Upconversion Dynamics in Er 3+ ‐Doped Gd 2 O 2 S: Influence of Excitation Power, Er 3+ Concentration, and Defects

Upconversion (UC) enables the conversion of lower energy to higher energy photons and has gained interest for the application in solar cells and nanocrystal biolabels. Er 3+ ‐doped Gd 2 O 2 S is a highly promising UC material for applications. A record UC quantum yield of 12% was recently measured in Gd 2 O 2 S doped with 10% Er 3+ upon monochromatic excitation into the 4 I 13/2 state at 1510 nm for moderate excitation densities (700 W m −2 ).
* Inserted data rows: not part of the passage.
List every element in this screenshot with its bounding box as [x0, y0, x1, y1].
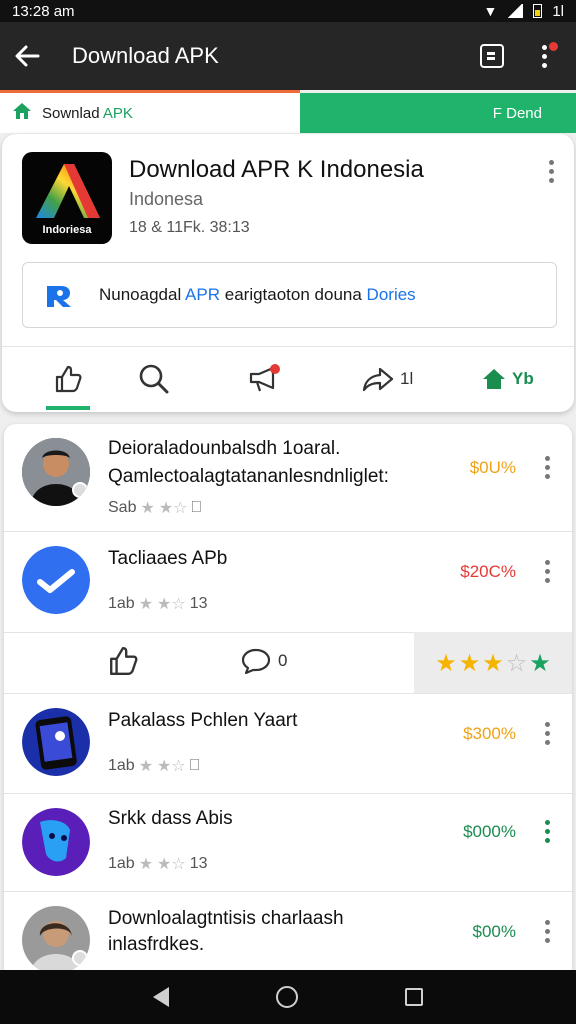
item-price: $20C%: [460, 562, 516, 581]
promo-banner[interactable]: Nunoagdal APR earigtaoton douna Dories: [22, 262, 557, 328]
like-button[interactable]: [54, 364, 82, 394]
list-item[interactable]: Downloalagtntisis charlaash inlasfrdkes.…: [4, 892, 572, 970]
item-price: $000%: [463, 822, 516, 841]
system-nav-bar: [0, 970, 576, 1024]
star-half-icon: ☆: [505, 649, 528, 677]
app-bar-title: Download APK: [72, 43, 219, 68]
share-arrow-icon: [362, 367, 394, 392]
tab-strip: Sownlad APK F Dend: [0, 93, 576, 133]
back-arrow-icon[interactable]: [0, 22, 54, 90]
comment-button[interactable]: 0: [240, 646, 287, 676]
list-item[interactable]: Tacliaaes APb 1ab ★ ★☆ 13 $20C%: [4, 532, 572, 632]
list-item[interactable]: Srkk dass Abis 1ab ★ ★☆ 13 $000%: [4, 794, 572, 892]
cast-button[interactable]: [468, 32, 516, 80]
tab-right-label: F Dend: [492, 104, 542, 122]
card-actions: 1l Yb: [2, 348, 574, 412]
banner-text: Nunoagdal APR earigtaoton douna Dories: [99, 285, 416, 304]
item-title: Tacliaaes APb: [108, 548, 228, 569]
app-list: Deioraladounbalsdh 1oaral. Qamlectoalagt…: [4, 424, 572, 970]
list-item[interactable]: Deioraladounbalsdh 1oaral. Qamlectoalagt…: [4, 424, 572, 532]
item-price: $0U%: [469, 458, 516, 477]
megaphone-icon: [249, 364, 280, 392]
item-meta: Sab ★ ★☆ ⎕: [108, 499, 202, 517]
battery-icon: [533, 4, 543, 18]
comment-icon: [241, 648, 271, 675]
nav-home-icon[interactable]: [275, 986, 298, 1008]
item-price: $300%: [463, 724, 516, 743]
tab-right[interactable]: F Dend: [300, 93, 576, 133]
like-button[interactable]: [108, 646, 138, 676]
item-meta: 1ab ★ ★☆ 13: [108, 855, 208, 873]
item-price: $00%: [472, 922, 516, 941]
more-vert-icon[interactable]: [545, 456, 550, 479]
brand-icon: [45, 282, 75, 308]
engagement-bar: 0 ★ ★ ★ ☆ ★: [4, 632, 572, 694]
more-vert-icon[interactable]: [545, 920, 550, 943]
app-logo-text: Indoriesa: [42, 224, 92, 236]
star-icon: ★: [435, 649, 457, 677]
bookmark-icon: ⎕: [191, 499, 202, 516]
share-count: 1l: [400, 369, 414, 388]
thumbs-up-icon: [55, 365, 82, 393]
card-divider: [2, 346, 574, 347]
more-vert-icon: [541, 44, 547, 68]
item-meta: 1ab ★ ★☆ ⎕: [108, 757, 200, 775]
avatar: [22, 808, 90, 876]
search-button[interactable]: [138, 364, 170, 394]
app-logo[interactable]: Indoriesa: [22, 152, 112, 244]
trend-label: Yb: [512, 369, 534, 388]
more-vert-icon[interactable]: [545, 560, 550, 583]
notify-button[interactable]: [248, 364, 282, 394]
active-action-indicator: [46, 406, 90, 410]
star-icon: ★: [458, 649, 481, 677]
tab-label: Sownlad: [42, 104, 100, 122]
avatar: [22, 438, 90, 506]
app-bar: Download APK: [0, 22, 576, 90]
more-vert-icon[interactable]: [545, 722, 550, 745]
app-meta: 18 & 11Fk. 38:13: [129, 219, 250, 236]
document-icon: [480, 44, 504, 68]
avatar: [22, 906, 90, 970]
app-subtitle: Indonesa: [129, 189, 204, 209]
more-menu-button[interactable]: [520, 32, 568, 80]
item-title: Pakalass Pchlen Yaart: [108, 710, 298, 731]
home-up-icon: [483, 369, 505, 389]
star-icon: ★: [529, 649, 551, 677]
notification-dot: [549, 42, 558, 51]
tab-label-accent: APK: [102, 104, 133, 122]
home-icon: [12, 102, 32, 125]
card-more-icon[interactable]: [549, 160, 554, 183]
item-title-line2: Qamlectoalagtatananlesndnliglet:: [108, 466, 389, 487]
signal-icon: [507, 4, 524, 18]
list-item[interactable]: Pakalass Pchlen Yaart 1ab ★ ★☆ ⎕ $300%: [4, 694, 572, 794]
rating-stars[interactable]: ★ ★ ★ ☆ ★: [414, 632, 572, 694]
battery-label: 1l: [552, 2, 564, 20]
status-time: 13:28 am: [12, 2, 75, 20]
item-title: Deioraladounbalsdh 1oaral.: [108, 438, 341, 459]
share-button[interactable]: 1l: [362, 364, 413, 394]
item-title: Downloalagtntisis charlaash: [108, 908, 344, 929]
star-icon: ★: [140, 500, 155, 517]
search-icon: [139, 364, 169, 394]
app-title: Download APR K Indonesia: [129, 156, 424, 183]
thumbs-up-icon: [110, 646, 138, 676]
star-icon: ★: [482, 649, 504, 677]
avatar: [22, 546, 90, 614]
comment-count: 0: [278, 651, 288, 670]
item-meta: 1ab ★ ★☆ 13: [108, 595, 208, 613]
wifi-icon: ▼: [483, 3, 498, 19]
nav-recents-icon[interactable]: [404, 988, 423, 1006]
status-bar: 13:28 am ▼ 1l: [0, 0, 576, 22]
more-vert-icon[interactable]: [545, 820, 550, 843]
item-title: Srkk dass Abis: [108, 808, 233, 829]
app-card: Indoriesa Download APR K Indonesia Indon…: [2, 134, 574, 412]
nav-back-icon[interactable]: [153, 987, 170, 1007]
tab-download-apk[interactable]: Sownlad APK: [0, 93, 300, 133]
avatar: [22, 708, 90, 776]
trend-button[interactable]: Yb: [482, 364, 534, 394]
item-title-line2: inlasfrdkes.: [108, 934, 205, 955]
star-icon: ★☆: [158, 500, 188, 517]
In this work, the focus is on the dynamics of the infrared ( 4 I 13/2 , ≈1500 nm) to near‐infrared ( 4 I 11/2 , ≈1000 nm) UC luminescence in Er 3+ ‐doped Gd 2 O 2 ­S. On the basis of luminescence spectra (emission and excitation), UC emission decay curves, and rate equation modeling, it is shown that energy transfer upconversion (ETU) is the mechanism responsible for the 4 I 11/2 UC luminescence, and the ETU parameter for Gd 2 O 2 S:10%Er 3+ is determined to be W ETU = 6.3 × 10 −19 cm 3 s −1 . The UC dynamics depend on the Er 3+ concentration and, similar to triplet–triplet annihilation UC in organic materials, on the excitation power. The results highlight the subtle balance between desired energy transfer processes leading to ETU and undesired energy migration to quenching sites. The overall UC efficiency is dependent not only on the material and composition but also on the synthesis process.